Avisiting pastor, who is also an attorney-at-law, says religious leaders and their church members should be able to speak freely about their objections to same sex marriage and LGBT issues. (LGBT stands for lesbian, gay, bisexual and transgender”.) He made the statement while referring to the section of the Anguilla Constitution on freedom of expression and assembly.
He charged that proponents of, and those actually involved in, such lifestyles, did not want to be interfered with, but he stressed that religious liberty afforded persons, of different beliefs, the right to speak out against them.
The speaker, Pastor Anthony Hall, a long-standing Seventh-day Adventist Minister at the Caribbean Union level, as well as a lawyer and a member of the Barbados Bar Association, was at the time addressing a meeting at the Church of God (Holiness) in Anguilla on Saturday evening, June 1. He recently addressed members of the SDA community following which the Anguilla Evangelical Association, whose President is Pastor Philip Gumbs, invited him to speak at a later date with the Association’s congregations.
It was at that meeting, on the above date, that Pastor Hall spoke on the subject “Religious Liberty and LGBT Issues” during a power point presentation. He acknowledged that persons were free to do want they wanted with their lifestyles, but said there must be limits to such actions in a civilised society – and in accordance with the law of God. He stressed that religious liberty gave other persons the right to “think religiously; speak religiously; assemble with people who believe as they do; and should not be told to shut up.”
He emphasised that the Marriage Act in Anguilla stated that a marriage meant the union of a man and a woman, as husband and wife, and that no Pastor or Minister had any licence to perform a same sex marriage.
Pastor Hall made reference to a recent document which showed that the Foreign Affairs Committee, a cross-party group in the House of Commons, had recommended that the UK Government should request the Overseas Territories to set a date for same sex marriage. If not, an Order in Council should be introduced in the UK Parliament to enforce that requirement.
“Well, there is good news and not such good news,” he commented, recalling that it was said at a Government of Anguilla press conference that, according to a recent document, the UK Government “has no plans to introduce an Order in Council on this issue [of same sex marriage or LGTB rights in the Overseas Territories].”

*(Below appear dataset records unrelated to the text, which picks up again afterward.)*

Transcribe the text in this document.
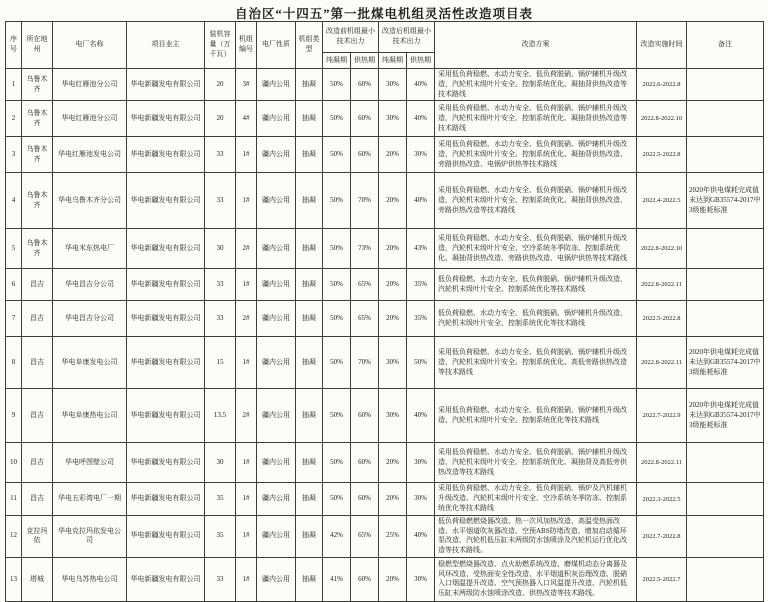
自治区“十四五”第一批煤电机组灵活性改造项目表
序号	所在地州	电厂名称	项目业主	装机容量（万千瓦）	机组编号	电厂性质	机组类型	改造前机组最小技术出力		改造后机组最小技术出力		改造方案	改造实施时间	备注
								纯凝期	供热期	纯凝期	供热期			
1	乌鲁木齐	华电红雁池分公司	华电新疆发电有限公司	20	3#	疆内公用	抽凝	50%	60%	30%	40%	采用低负荷稳燃、水动力安全、低负荷脱硝、锅炉辅机升级改造，汽轮机末级叶片安全、控制系统优化、凝抽背供热改造等技术路线	2022.6-2022.8	
2	乌鲁木齐	华电红雁池分公司	华电新疆发电有限公司	20	4#	疆内公用	抽凝	50%	60%	30%	40%	采用低负荷稳燃、水动力安全、低负荷脱硝、锅炉辅机升级改造，汽轮机末级叶片安全、控制系统优化、凝抽背供热改造等技术路线	2022.8-2022.10	
3	乌鲁木齐	华电红雁池发电公司	华电新疆发电有限公司	33	1#	疆内公用	抽凝	50%	60%	20%	30%	采用低负荷稳燃、水动力安全、低负荷脱硝、锅炉辅机升级改造，汽轮机末级叶片安全、控制系统优化、凝抽背供热改造、旁路供热改造、电锅炉供热等技术路线	2022.5-2022.8	
4	乌鲁木齐	华电乌鲁木齐分公司	华电新疆发电有限公司	33	1#	疆内公用	抽凝	50%	70%	20%	40%	采用低负荷稳燃、水动力安全、低负荷脱硝、锅炉辅机升级改造，汽轮机末级叶片安全、控制系统优化、凝抽背供热改造、旁路供热改造等技术路线	2022.4-2022.5	2020年供电煤耗完成值未达到GB35574-2017中3级能耗标准
5	乌鲁木齐	华电米东热电厂	华电新疆发电有限公司	30	2#	疆内公用	抽凝	50%	73%	20%	43%	采用低负荷稳燃、水动力安全、低负荷脱硝、锅炉辅机升级改造，汽轮机末级叶片安全、空冷系统冬季防冻、控制系统优化、凝抽背供热改造、旁路供热改造、电锅炉供热等技术路线	2022.8-2022.10	
6	昌吉	华电昌吉分公司	华电新疆发电有限公司	33	1#	疆内公用	抽凝	50%	65%	20%	35%	低负荷稳燃、水动力安全、低负荷脱硝、锅炉辅机升级改造，汽轮机末级叶片安全、控制系统优化等技术路线	2022.8-2022.11	
7	昌吉	华电昌吉分公司	华电新疆发电有限公司	33	2#	疆内公用	抽凝	50%	65%	20%	35%	低负荷稳燃、水动力安全、低负荷脱硝、锅炉辅机升级改造，汽轮机末级叶片安全、控制系统优化等技术路线	2022.5-2022.8	
8	昌吉	华电阜康发电公司	华电新疆发电有限公司	15	1#	疆内公用	抽凝	50%	70%	30%	50%	采用低负荷稳燃、水动力安全、低负荷脱硝、锅炉辅机升级改造，汽轮机末级叶片安全、控制系统优化、高低旁路供热改造等技术路线	2022.8-2022.11	2020年供电煤耗完成值未达到GB35574-2017中3级能耗标准
9	昌吉	华电阜康热电公司	华电新疆发电有限公司	13.5	2#	疆内公用	抽凝	50%	60%	30%	40%	采用低负荷稳燃、水动力安全、低负荷脱硝、锅炉辅机升级改造、汽轮机末级叶片安全、控制系统优化等技术路线	2022.7-2022.9	2020年供电煤耗完成值未达到GB35574-2017中3级能耗标准
10	昌吉	华电呼图壁公司	华电新疆发电有限公司	30	1#	疆内公用	抽凝	50%	60%	20%	30%	采用低负荷稳燃、水动力安全、低负荷脱硝、锅炉辅机升级改造、汽轮机末级叶片安全、控制系统优化、凝抽背及高低旁供热改造等技术路线	2022.8-2022.11	
11	昌吉	华电五彩湾电厂一期	华电新疆发电有限公司	35	1#	疆内公用	抽凝	50%	60%	20%	30%	采用低负荷稳燃、水动力安全、低负荷脱硝、锅炉及汽机辅机升级改造、汽轮机末级叶片安全、空冷系统冬季防冻、控制系统优化等技术路线	2022.3-2022.5	
12	克拉玛依	华电克拉玛依发电公司	华电新疆发电有限公司	35	1#	疆内公用	抽凝	42%	65%	25%	40%	低负荷稳燃燃烧器改造、热一次风加热改造、高温受热面改造、水平烟道吹灰器改造、空预ABS防堵改造、增加启动循环泵改造、汽轮机低压缸末两级防水蚀喷涂及汽轮机运行优化改造等技术路线。	2022.7-2022.8	
13	塔城	华电乌苏热电公司	华电新疆发电有限公司	33	1#	疆内公用	抽凝	41%	60%	20%	30%	稳燃型燃烧器改造、点火助燃系统改造、磨煤机动态分离器及风环改造、受热面安全性改造、水平烟道积灰治理改造、脱硝入口烟温提升改造、空气预热器入口风温提升改造、汽轮机低压缸末两级防水蚀喷涂改造、供热改造等技术路线。	2022.5-2022.7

Pastor Hall pointed out, however, that the UK Government said that while it was working to encourage nine territories that had already put in place arrangements to recognise and protect same sex relationships to do so, it “was continuing to engage with all the Overseas Territories to ensure that their legislation is compliant with their international human rights obligations.” He sought to explain that this meant that same sex marriage and LGBT rights were still very much on the UK Government’s timetable.
The document, to which he referred, is a report entitled “Global Britain and the Overseas Territories: Resetting the relationship.”